Dixiecrats
We had already explained the "Heavily Democrat counties in Northern Florida voted heavily for Bush" phenomenon, a couple of weeks back, by affirming that those conservative Democrat counties -- Dixiecrat counties -- had gone for Dole in '96 and Bush in 2000.
But just in case anyone is still skeptical about those Northern Florida counties, the Miami Herald held an independent vote count that confirmed Bush's win in Northern Florida.
Last week, The Miami Herald went to see for itself whether Bush's steamroll through North Florida was legitimate. Picking three counties that fit the conspiracy theory profile - staunchly Democratic by registration, whoppingly GOP by voting - two reporters counted more than 17,000 ballots over three days.
The conclusion: No conspiracy.
The newspaper's count of optical scan ballots in Suwannee, Lafayette and Union counties showed Bush whipping Sen. John Kerry in a swath of Florida where registered Democrats outnumber Republicans 3-1.
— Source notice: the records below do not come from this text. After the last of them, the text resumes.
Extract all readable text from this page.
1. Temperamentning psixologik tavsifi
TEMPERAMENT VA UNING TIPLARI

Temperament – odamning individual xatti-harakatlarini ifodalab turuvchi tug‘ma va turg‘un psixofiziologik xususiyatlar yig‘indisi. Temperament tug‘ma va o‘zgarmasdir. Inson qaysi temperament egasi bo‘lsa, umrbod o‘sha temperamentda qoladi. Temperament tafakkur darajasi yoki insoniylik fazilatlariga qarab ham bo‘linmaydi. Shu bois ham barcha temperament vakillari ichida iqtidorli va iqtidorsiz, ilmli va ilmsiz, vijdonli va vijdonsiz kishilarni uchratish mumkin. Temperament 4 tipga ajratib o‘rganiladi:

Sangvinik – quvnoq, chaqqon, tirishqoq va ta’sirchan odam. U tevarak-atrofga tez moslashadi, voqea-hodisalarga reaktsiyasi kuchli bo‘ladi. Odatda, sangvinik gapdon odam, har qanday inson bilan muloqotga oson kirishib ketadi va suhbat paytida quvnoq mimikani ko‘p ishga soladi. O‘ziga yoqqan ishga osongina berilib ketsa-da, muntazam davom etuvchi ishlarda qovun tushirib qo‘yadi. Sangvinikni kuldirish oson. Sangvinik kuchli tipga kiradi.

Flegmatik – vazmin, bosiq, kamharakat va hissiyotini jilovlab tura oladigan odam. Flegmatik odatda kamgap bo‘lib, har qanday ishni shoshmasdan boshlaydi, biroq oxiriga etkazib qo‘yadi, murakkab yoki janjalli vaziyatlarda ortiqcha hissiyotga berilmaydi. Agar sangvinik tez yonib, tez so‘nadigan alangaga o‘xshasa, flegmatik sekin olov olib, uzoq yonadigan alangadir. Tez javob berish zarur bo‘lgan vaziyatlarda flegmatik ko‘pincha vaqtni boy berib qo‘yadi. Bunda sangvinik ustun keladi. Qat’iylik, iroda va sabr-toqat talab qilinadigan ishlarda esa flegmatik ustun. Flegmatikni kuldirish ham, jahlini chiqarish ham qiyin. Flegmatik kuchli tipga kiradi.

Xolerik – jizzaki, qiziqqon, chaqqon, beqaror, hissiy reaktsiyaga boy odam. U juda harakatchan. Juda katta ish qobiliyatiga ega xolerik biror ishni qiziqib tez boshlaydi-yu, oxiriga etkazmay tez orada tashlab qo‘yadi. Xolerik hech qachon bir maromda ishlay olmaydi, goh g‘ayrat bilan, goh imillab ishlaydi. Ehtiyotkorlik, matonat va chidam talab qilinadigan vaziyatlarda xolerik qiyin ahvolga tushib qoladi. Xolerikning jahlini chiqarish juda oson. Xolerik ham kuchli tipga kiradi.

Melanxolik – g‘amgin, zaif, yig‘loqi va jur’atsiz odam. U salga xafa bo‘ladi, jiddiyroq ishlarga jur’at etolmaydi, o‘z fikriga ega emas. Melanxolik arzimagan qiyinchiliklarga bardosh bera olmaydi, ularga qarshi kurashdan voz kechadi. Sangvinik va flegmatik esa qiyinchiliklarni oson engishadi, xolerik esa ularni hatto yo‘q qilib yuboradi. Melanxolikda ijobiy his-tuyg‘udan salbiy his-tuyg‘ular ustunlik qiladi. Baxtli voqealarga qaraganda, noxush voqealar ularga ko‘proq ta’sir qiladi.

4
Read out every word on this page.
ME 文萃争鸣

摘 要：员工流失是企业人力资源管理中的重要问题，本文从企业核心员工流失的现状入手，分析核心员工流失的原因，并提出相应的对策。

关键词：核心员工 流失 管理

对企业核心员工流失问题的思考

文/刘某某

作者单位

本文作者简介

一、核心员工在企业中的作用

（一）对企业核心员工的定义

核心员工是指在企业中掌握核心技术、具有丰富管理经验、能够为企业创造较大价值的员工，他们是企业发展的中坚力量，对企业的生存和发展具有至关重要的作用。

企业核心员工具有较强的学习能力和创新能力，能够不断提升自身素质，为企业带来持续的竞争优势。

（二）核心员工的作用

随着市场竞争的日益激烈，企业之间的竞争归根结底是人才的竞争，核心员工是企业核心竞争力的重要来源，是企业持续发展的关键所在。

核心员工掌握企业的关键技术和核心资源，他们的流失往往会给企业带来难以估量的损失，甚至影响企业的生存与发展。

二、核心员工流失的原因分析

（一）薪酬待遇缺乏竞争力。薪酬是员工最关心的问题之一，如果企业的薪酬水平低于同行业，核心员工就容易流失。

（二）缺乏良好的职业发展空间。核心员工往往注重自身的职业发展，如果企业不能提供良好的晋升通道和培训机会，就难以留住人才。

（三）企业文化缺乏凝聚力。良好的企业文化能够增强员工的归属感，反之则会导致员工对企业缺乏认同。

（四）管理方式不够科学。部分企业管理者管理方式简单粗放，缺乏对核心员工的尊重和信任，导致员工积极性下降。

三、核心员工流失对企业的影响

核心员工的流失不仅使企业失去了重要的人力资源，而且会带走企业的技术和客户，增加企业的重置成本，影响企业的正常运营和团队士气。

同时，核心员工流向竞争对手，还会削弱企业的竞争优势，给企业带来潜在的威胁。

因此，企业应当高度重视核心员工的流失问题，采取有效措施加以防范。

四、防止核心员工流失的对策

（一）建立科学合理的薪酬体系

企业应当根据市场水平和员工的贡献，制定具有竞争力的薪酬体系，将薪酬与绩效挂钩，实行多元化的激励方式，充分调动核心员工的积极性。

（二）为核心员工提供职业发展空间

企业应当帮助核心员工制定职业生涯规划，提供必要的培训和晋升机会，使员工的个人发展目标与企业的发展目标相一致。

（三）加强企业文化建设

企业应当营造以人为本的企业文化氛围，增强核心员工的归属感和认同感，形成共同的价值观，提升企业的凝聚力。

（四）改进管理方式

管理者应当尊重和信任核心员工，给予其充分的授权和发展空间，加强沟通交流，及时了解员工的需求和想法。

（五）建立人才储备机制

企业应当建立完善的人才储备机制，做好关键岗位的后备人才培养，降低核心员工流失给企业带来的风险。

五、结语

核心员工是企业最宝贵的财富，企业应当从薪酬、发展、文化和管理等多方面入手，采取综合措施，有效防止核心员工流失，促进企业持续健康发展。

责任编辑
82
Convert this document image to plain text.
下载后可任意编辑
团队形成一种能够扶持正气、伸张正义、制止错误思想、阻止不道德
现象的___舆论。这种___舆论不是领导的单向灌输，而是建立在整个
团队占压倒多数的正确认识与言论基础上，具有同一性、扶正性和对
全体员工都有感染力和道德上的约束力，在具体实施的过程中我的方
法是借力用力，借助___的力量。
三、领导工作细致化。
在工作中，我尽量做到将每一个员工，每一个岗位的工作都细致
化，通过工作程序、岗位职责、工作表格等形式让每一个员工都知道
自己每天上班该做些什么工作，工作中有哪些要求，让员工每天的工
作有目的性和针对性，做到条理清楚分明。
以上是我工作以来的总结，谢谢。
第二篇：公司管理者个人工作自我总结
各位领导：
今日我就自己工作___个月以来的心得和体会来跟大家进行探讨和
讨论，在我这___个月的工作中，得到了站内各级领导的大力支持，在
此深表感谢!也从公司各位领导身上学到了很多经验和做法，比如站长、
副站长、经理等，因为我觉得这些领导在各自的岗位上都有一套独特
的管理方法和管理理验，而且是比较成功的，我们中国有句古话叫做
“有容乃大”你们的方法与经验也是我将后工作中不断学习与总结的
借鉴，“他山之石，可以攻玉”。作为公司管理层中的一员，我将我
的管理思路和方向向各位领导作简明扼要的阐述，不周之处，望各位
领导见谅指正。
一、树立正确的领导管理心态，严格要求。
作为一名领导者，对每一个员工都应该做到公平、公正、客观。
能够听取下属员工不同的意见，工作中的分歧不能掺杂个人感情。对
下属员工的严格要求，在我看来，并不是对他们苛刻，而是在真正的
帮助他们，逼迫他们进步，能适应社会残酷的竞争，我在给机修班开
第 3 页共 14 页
The newspaper found minor differences with the official results in each county, most involving a smattering of ballots that had been discarded as unreadable by optical scan machines but in which reporters felt the voter intent was clear.
Under the optical scan system, voters fill in an oval or darken an arrow by a candidate's name on a card. A machine reads the card optically.
Wrinkles aside, the Herald count confirmed that Bush's message sold in a part of the state where many voters may be Democratic by registration only.
"They're not going to vote for a Northeast liberal," summarized Lafayette County Judge Harlow Land, director of the county canvassing board.
Kerry had solidly won the battle in South Florida, where touch-screen machines do not create a ballot paper trail that can be checked. But Bush won the war in Florida by dominating elsewhere, particularly in the 52 counties that use optical scan ballots, which can be checked for accuracy.
Republicans had often done fairly well in those counties, but this year more so.
And it was on those counties that the critics focused. Democrats outnumber Republicans by about 340,000 voters in the 52 optical scan counties, but Bush took them by about 340,000 votes - a 680,000-vote swing that assured him of winning the White House.
The Herald total: 3,393 votes for Bush and 1,272 for Kerry. There were 15 votes that couldn't clearly be counted.
The official Union County total: 3,396 votes for Bush, 1,251 for Kerry and a few dozen that couldn't be counted.
"The difference is in the under-over votes," Montpetit explained. The Herald concluded voter intent in a couple of dozen cases that optical scan readers could not discern.
The rest of the article is a good read.
But as the Hout Report and others have shown, the question is not Northern Florida and hasn't been for some time. The question is Southern Florida, in the touch-screen counties. Counties like Broward and Palm Beach that, though Kerry won the counties, experienced abnormally strong Bush turn-out that went against the 2000 experience and all demographic patterns, causing what Hout described as a "smoke alarm" situation meriting attention and answers. Given that Florida was the only "swing state" which experienced such a strong change from 2000's results, there still have not been explanations for Bush's strong performance here. (Our best shot at a plausible, no funny business explanation is that the hurricanes helped Bush. But then again, in 2000, he had the Elian controversy helping him. But then again, in 2000, Lieberman helped the Democrats on the Eastern coast of Florida! But then again, in 2000, Lieberman probably alienated the Redneck Riviera! So confusing!)
Note: We at Rotten Denmark, from what we've read, accept the explanation that one of the reasons for Bush's 3.5 million vote margin can be revealed in comparing Bush's performance in non-swing red and blue states to the swing states.
While, except for Florida, Bush's performance in swing states varied little from 2000 -- he lost New Hampshire and won Iowa and New Mexico, but the margins were slim in 2000 and slim in 2004 -- Bush did significantly better in non-swing red states like Utah and Idaho and non-swing blue states like Connecticut and California than in 2000.
Why? Because while Kerry and the 527s focused all of their advertising dollars on targetted advertising in swing states, Bush aired much of his advertising on national cable. This might have seemed like Bush was paying money to reach lots of voters he didn't need to reach, in states he was either never going to win or had in the bag, but it meant also that people in Utah or upstate New York were seeing many Bush advertisments throughout the campaign season and few Kerry ads, if any. Whether this was conscious or not, who knows -- no doubt Rove would say after the fact is was all part of the plan -- but it did rack up the popular vote totals nationwide for Bush, even though it did not play a part in the electoral vote strategy.
So the theory goes, anyway, and I find it more than plausible.